2023年2月、市村清新技術財団は第110回新技術開発助成の助成先11件を決定し、アドバンスコンポジット株式会社が助成先に選ばれました。 市村清新技術財団の助成は「独創的な新技術の実用化」をねらいとしており、基本的技術の確認が終了し、実用化を目的にした開発試作を対象にしています。当社の「セラミックス粉末、グラファイト粉末とアルミニウムからなる複合体(MMC)」に関する研究開発活動及び実用化について助成金に採択頂きました。
https://www.sgkz.or.jp/project/newtech/110/
新技術開発助成の概要
市村清新技術財団は広く科学技術に関する独創的な研究や新技術を開発し、これを実用化することによって我が国の産業・科学技術の新分野等を醸成開拓し、国民生活の向上に寄与することを目的としています。応募要件を満足する助成候補テーマは当財団に設けた新技術開発助成調査選考委員会および審査委員会で慎重かつ厳正に選考・審査され、理事会で決定します。
https://www.sgkz.or.jp/project/newtech/
日頃から当社研究開発にご協力いただいている皆さまに改めて御礼申し上げます。
当社は2015年7月より「地球の未来を素材で支える」を企業理念に掲げ、溶湯鍛造法による金属基複合材料及び接合製品の開発、製造並びに販売を行っております。特に、新しい複合材料の開発により、単一素材では成しえなかった最適特性を素材に持たせ、 飛躍的な特性の向上を実現するために努力を重ねております。この度のご支援は大きな助けとなり、そして実用化に向けての大変な励みとなりました。当社の溶湯鍛造法で製造される様々なアルミニウム合金基の複合材料は、軽量、高強度、高放熱性、低膨張性、易加工性などの特性を有し、課題解決に合わせた材料特性の最適設計ができます。今後も当社の複合材料の技術をさらに進化させることで、新しい特性をもつ材料を設計、開発し、世界の産業の革新、サステナブルな社会づくりへの貢献を目指して、精進し続けて参ります。
市村清新技術財団について
昭和43年の当財団設立以来、市村清新技術財団は、科学技術の研究開発に対する助成、すぐれた科学技術の顕彰および国際交流の促進、科学技術に関する創造性の育成、植物の生育に関わる研究に対する助成などによって科学技術の振興をはかることにより、我が国の経済社会の発展と国民生活の向上に寄与するために活動しています。

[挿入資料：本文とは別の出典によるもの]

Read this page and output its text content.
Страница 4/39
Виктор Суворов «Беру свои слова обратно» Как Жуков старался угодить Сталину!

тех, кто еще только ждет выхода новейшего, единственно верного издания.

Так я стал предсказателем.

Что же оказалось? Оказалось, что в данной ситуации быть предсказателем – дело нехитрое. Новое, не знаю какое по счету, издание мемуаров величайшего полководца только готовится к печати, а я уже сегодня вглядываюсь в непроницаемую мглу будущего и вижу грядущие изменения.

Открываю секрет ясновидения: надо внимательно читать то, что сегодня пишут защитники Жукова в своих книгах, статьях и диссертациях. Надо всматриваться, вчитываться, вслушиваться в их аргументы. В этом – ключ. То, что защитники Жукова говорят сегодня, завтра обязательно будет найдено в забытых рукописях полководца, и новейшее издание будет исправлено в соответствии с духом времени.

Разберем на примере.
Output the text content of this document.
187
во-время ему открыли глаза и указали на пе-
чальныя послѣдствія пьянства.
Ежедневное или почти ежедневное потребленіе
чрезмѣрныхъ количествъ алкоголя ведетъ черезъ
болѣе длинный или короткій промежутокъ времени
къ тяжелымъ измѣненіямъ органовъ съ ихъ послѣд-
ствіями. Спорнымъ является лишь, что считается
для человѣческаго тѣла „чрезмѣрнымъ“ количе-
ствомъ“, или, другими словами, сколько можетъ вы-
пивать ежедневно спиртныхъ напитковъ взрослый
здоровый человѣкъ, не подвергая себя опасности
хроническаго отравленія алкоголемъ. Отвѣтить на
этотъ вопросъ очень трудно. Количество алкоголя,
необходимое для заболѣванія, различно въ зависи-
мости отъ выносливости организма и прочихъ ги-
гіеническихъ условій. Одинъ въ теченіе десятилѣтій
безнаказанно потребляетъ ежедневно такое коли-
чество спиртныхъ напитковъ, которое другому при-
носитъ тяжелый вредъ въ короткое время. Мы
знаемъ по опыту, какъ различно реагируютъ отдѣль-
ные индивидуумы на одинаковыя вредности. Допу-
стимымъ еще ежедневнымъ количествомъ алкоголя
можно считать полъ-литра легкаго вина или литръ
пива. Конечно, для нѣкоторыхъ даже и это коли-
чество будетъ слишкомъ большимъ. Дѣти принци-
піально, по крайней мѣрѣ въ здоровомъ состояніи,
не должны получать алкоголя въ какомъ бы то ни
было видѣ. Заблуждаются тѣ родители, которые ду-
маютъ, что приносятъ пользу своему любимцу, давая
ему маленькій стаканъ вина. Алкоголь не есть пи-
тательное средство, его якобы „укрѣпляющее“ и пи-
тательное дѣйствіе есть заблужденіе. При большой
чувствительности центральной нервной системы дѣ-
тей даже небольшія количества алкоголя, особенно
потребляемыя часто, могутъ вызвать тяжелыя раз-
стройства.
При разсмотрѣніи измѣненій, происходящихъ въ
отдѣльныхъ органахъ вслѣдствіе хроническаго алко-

「セラミックス粉末、グラファイト粉末とアルミニウムからなる複合体(MMC)」
技術:アドバンスコンポジット株式会社
開発者:CTO 林 睦夫
技術開発内容
金属基複合材料(MMC)は、単一金属素材の良いところを引き継ぎながら、近年に開発された高機能な単一素材(セラミックス、カーボンなど)との組み合わせにより金属単体及びセラミックス単体では得られない特性の向上を実現できる素材である。しかしながら、製造に用いられる鋳造法から生じる鋳造欠陥による歩留まりの低下や、高強度素材であるが故に難削材として加工コストが高くなるというデメリットを保有していることになる。
本技術は、母材(アルミニウム)と機能材(セラミックスやカーボンなど)の混合粉末からなる成形体(プリフォーム)を作成したのちに、溶融アルミニウムを高圧含浸する方法により、高強度でありながらも加工性に優れたMMCを製造するものである(図1)。プリフォームの粉末組成やプリフォーム形成時の空隙の調整により、最終形成物の組成比や母材と機能材の界面構造(図2)を制御することで、所望の物性を得ることを可能とする。特にプリフォームに母材のアルミニウム粉末を含ませることで、機能材と母材の組成比の制御レンジが広がることで所望特性に合わせた素材設計を可能とする。また、微細な界面構造の形成により、MMCのバルク強度を保つと共に機能材が微細な故に優れた加工性を確保することができる。本開発では、試験片(φ60mm ×15mm)で得られた素材品質(強度,熱特性,加工性)を、実用化可能なサイズ(一例:310mm ×210mm ×95mm)にて達成することを目指すものである。
本開発のMMCは、従来のMMCと比較して、特性の制御性と加工性に優れており大幅な製造コストの削減が見込めることから、本開発のターゲットである自動車部品や半導体用放熱部材をはじめとして、将来基礎素材として使用されていく可能性が高いものである。